Post by: Tessa Steinert Evoy, MTS 2020, Office of Admissions Graduate Assistant
HDS students have the opportunity to enroll in winter term courses throughout Harvard, often referred to as J-Term. While HDS offers its own J-Term courses like Kerry Maloney’s “Comparative Monasticisms,” Tessa sought a course in the Harvard Graduate School of Education to supplement her studies at HDS and reinvigorate her passion for activist work.

I knew I was going to be in the Cambridge area this January and was wondering about opportunities, other than helping out in the Office of Admissions, that I could take advantage of at Harvard. That’s why I decided to look into the J-Term, or Winter Term as some call it, which allows students to take an intensive class for a week or two during January before the Spring semester starts. I decided this would be a good opportunity to explore courses outside the Divinity School. As someone who taught middle and high schoolers before coming to HDS, I decided to explore a few courses offered by the Harvard Graduate School of Education (HGSE).
Two courses in particular stood out to me: “Informal Learning for Children” and “Native Americans in the 21st Century: Nation-Building I” offered jointly between HGSE and the Kennedy School. I was very interested in the “Informal Learning for Children” course, which over two weeks enabled students to collaborate with “researchers, producers, and senior executives from Sesame Workshop–and from outstanding museums, community centers, after-school programs, libraries, and summer camps–to develop concepts for a new informal learning venture.” I was able to preview both this course and “Native Americans in the 21st Century” by attending thirty-minute sessions at HGSE in November where professors introduced the courses to students. Based on these sessions, I decided to enroll in “Native Americans in the 21st Century” because I spent some time living and working on the Blackfeet reservation in Browning, Montana a few summers ago, and have not done a lot of engagement with the experience since.
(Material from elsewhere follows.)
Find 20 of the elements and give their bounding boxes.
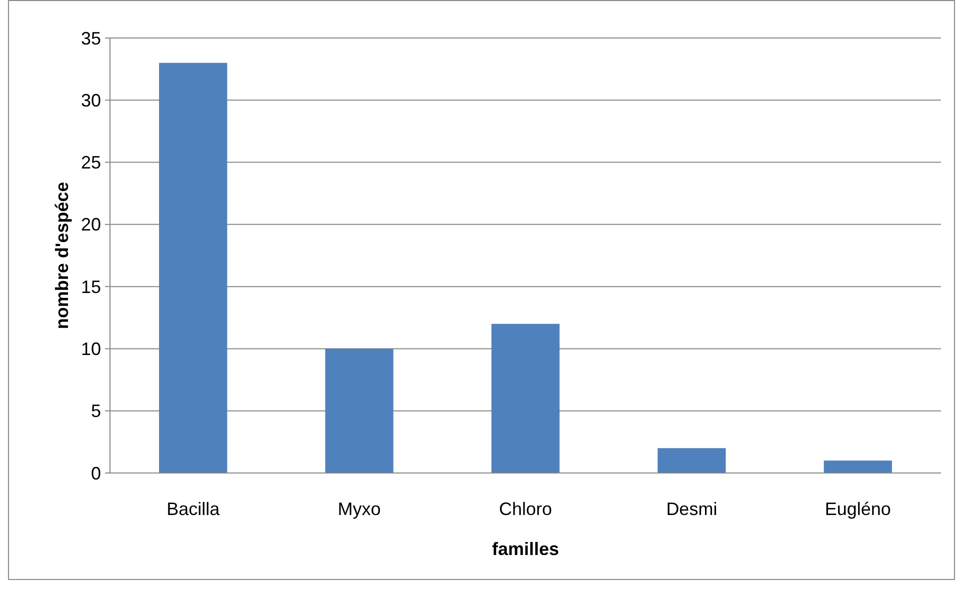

I was particularly interested in how this class could help me do that.
From January 15th-January 18th, my class spent six hours each day getting an intensive look into the modern problems and solutions of American tribes. The course included case studies, discussions, lectures, and a number of guest speakers who provide leadership within their tribes in different ways. We got to hear from Tesia Zientek, the Director and founder of the Citizen Potawatomi Nation’s Department of Education and Advisor to the Potawatomi Leadership Program, Hon. Arthur “Butch” Blazer, President of the Mescalero Apache Tribe, and Daryl Baldwin of the Myaamiaki Eemamwiciki Program, Miami Tribe of Oklahoma and Director of the Myaamia Center at Miami University. Additionally, the professor, Joe Kalt, and his colleagues provided countless anecdotes from their experience founding and working with the Harvard Project on American Indian Economic Development.
All of these voices illuminated the diversity of indigenous experiences in the United States. Professor Kalt and our guest speakers stressed the significance of “cultural match,” a concept that challenges the idea of a one size fits all approach for facing problems in indigenous communities, even though this has been the policy in the United States for many years. What stood out about this course was its real-world potential. I found that by focusing on nation building and current issues in tribal communities, the skills we learned can also be applied to community building more broadly. In the future, I hope to take the second half of the Nation Building course because it will give me the opportunity to work on a project for an American tribe, allowing me to build on my previous experience working on the Blackfeet reservation.
Our final writing assignment focused on how my academic work at HDS connected to our week together. For this assignment, I looked at an article I had read in “Theories and Methods,” a required course for all first year MDiv and MTS students, written by Tisa Wenger on members of the Pueblo tribe utilizing the American Constitutional concept of religious freedom to protect their traditional ways of governance. I then focused on indigenous religions and how they are culturally cast in academia, which is work that I would love to continue at HDS. Ultimately, I would absolutely suggest taking full advantage of J-Term because it provides a wonderful opportunity to expand your knowledge.